Le fait est que le caractère profond des croyances fétichistes, aussi bien que ce que l'observation nous offre à première vue chez les peuplades livrées au fétichisme, consiste dans les phénomènes d'imagination et de passion déréglées qui donnent naissance aux rites sauvages de la divination, de la médecine incantatoire, de la magie, de la sorcellerie, et à d'innombrables idées sans raison (dont la fraude et l'hypocrisie se servent aussi vis-à-vis de la basse crédulité) sur ce qui nuit et ce qui sert, sur ce qui est permis ou défendu, sur ce qui est sacré et qu'il ne faut pas toucher ou faire (Tabou), sur les effets secrets attachés à des causes imaginaires que met en jeu le caprice ou que le témoignage et la tradition font accepter aux intéressés sans aucun contrôle.
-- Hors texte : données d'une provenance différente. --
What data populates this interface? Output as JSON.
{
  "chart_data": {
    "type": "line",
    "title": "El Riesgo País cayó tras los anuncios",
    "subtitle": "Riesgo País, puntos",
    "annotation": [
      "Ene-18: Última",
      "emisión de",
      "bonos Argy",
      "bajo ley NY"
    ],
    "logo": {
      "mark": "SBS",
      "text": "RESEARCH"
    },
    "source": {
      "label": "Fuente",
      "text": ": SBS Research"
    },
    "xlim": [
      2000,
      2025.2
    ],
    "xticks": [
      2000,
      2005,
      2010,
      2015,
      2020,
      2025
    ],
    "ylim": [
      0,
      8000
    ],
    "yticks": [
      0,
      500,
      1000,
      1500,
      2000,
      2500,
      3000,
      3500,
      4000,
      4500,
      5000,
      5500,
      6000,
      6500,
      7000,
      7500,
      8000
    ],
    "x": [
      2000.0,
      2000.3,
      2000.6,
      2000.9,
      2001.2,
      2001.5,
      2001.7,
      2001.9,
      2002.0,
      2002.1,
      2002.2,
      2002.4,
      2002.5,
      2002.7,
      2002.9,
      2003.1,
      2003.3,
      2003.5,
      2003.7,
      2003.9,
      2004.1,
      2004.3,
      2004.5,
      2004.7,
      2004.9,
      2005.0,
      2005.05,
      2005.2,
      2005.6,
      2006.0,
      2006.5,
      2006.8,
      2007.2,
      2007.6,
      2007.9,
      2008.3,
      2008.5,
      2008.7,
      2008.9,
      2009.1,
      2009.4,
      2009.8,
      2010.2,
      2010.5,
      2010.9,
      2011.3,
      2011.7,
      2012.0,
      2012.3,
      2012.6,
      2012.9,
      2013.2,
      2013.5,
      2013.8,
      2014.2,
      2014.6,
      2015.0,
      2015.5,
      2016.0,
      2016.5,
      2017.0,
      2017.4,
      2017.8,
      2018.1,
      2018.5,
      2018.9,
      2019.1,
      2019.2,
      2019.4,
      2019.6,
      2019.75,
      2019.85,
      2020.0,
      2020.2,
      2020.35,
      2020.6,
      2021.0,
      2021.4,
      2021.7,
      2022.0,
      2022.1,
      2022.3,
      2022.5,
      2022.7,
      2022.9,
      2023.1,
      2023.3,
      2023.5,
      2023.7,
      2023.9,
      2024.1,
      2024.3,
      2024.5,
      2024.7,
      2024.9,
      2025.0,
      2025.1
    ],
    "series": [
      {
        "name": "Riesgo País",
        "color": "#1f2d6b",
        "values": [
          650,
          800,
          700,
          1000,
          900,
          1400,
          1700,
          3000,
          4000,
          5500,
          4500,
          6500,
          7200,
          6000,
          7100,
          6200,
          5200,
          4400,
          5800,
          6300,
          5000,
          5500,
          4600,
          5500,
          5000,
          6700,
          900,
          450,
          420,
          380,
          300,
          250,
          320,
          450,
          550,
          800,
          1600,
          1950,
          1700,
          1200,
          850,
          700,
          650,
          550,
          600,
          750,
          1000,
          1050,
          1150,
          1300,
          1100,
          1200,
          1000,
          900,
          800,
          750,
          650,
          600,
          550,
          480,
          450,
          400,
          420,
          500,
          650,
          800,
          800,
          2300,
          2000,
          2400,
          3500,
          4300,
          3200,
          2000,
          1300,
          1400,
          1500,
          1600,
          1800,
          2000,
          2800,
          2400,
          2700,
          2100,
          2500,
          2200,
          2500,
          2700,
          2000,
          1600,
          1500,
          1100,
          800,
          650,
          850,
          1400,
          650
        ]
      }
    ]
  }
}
Comte n'ignore pas ces propriétés de l'état mental du fétichisme, et en vérité il ne faut pas, pour les connaître, avoir lu beaucoup de livres de voyages; mais en les mentionnant il n'en remarque pas le caractère et ne songe pas à les déduire correctement comme des dépendances de la phase religieuse primitive telle qu'il l'a définie. Il est obligé de se contenter d'explications vagues et moralement insuffisantes.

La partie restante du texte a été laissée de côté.